Re-enchanting the World: Feminism and the Politics of the Commons
by Sylvia Federici
PM Press (2019)
Book Review
This book is a collection of essays about capitalism’s continuing seizure and privatization of the “commons” and growing women’s movements in Africa, Latin America and Asia to resist enclosure and reclaim privatized land.
Federici divides her book into two parts. The Part One (“On the New Enclosures”) essays describe the original 15-17th century enclosure laws that drove my European ancestors off common lands they had farmed communally for more than 1,000 years. This process (which Marx refers to as “primitive accumulation”) laid the groundwork for capitalism in two important ways: 1) it allowed the accumulation of capital (ie land) to finance the industrial revolution and 2) it forced landless peasants into factories.
Part One goes on to explore how the World Bank and IMF continues to expel drive third world peoples from their communal lands, creating the largest mass migration of refugees in history.
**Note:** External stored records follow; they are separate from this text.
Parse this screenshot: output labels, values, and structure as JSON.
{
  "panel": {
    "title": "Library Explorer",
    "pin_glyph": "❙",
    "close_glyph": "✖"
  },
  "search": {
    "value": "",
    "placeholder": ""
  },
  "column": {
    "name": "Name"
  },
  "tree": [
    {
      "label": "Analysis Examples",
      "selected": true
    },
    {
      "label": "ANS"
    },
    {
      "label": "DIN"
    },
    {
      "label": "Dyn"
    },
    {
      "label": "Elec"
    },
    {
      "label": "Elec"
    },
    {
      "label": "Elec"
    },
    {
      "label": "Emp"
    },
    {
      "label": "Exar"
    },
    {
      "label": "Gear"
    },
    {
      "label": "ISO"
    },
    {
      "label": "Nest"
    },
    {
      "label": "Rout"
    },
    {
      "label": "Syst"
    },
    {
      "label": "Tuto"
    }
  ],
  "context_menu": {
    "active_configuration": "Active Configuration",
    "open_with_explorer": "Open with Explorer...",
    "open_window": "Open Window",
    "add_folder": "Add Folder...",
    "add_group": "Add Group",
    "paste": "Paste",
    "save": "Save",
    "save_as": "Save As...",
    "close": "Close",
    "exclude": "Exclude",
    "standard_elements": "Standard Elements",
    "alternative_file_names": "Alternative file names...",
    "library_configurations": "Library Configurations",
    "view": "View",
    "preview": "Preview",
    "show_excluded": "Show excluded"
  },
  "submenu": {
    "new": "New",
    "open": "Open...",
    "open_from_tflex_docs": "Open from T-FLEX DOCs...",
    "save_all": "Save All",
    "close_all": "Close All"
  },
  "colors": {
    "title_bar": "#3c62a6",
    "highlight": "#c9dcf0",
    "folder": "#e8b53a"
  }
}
I was quite surprised to learn that communal land ownership survives intact throughout much of Africa and that women produce 80% of the continent’s food via subsistence farming.
This section also features excellent essays on the role the Chinese government has played in driving their peasant population off their communal lands – and the role of microcredit in inflicting debt on rural populations that were previously immune to the forces of globalization.
In Part Two “On the Commons,” Federici details numerous examples of third world women’s movements that are reclaiming the commons via such strategies as squatting on privatized land, urban gardening (growing crops on privatized land), time banks, savings pools, and programs to collectively undertake shopping, cooking and care of street children.
This section also offers an excellent critique of Marx’s failure to acknowledge the essential role under capitalism of the unpaid work of women and colonized peoples – nor of the degradation of the “commons” known as the environment.
The book’s final essay warns of the seductive nature of Internet technology and role it plays in distracting people from genuine face-to-face interaction that brings about real change.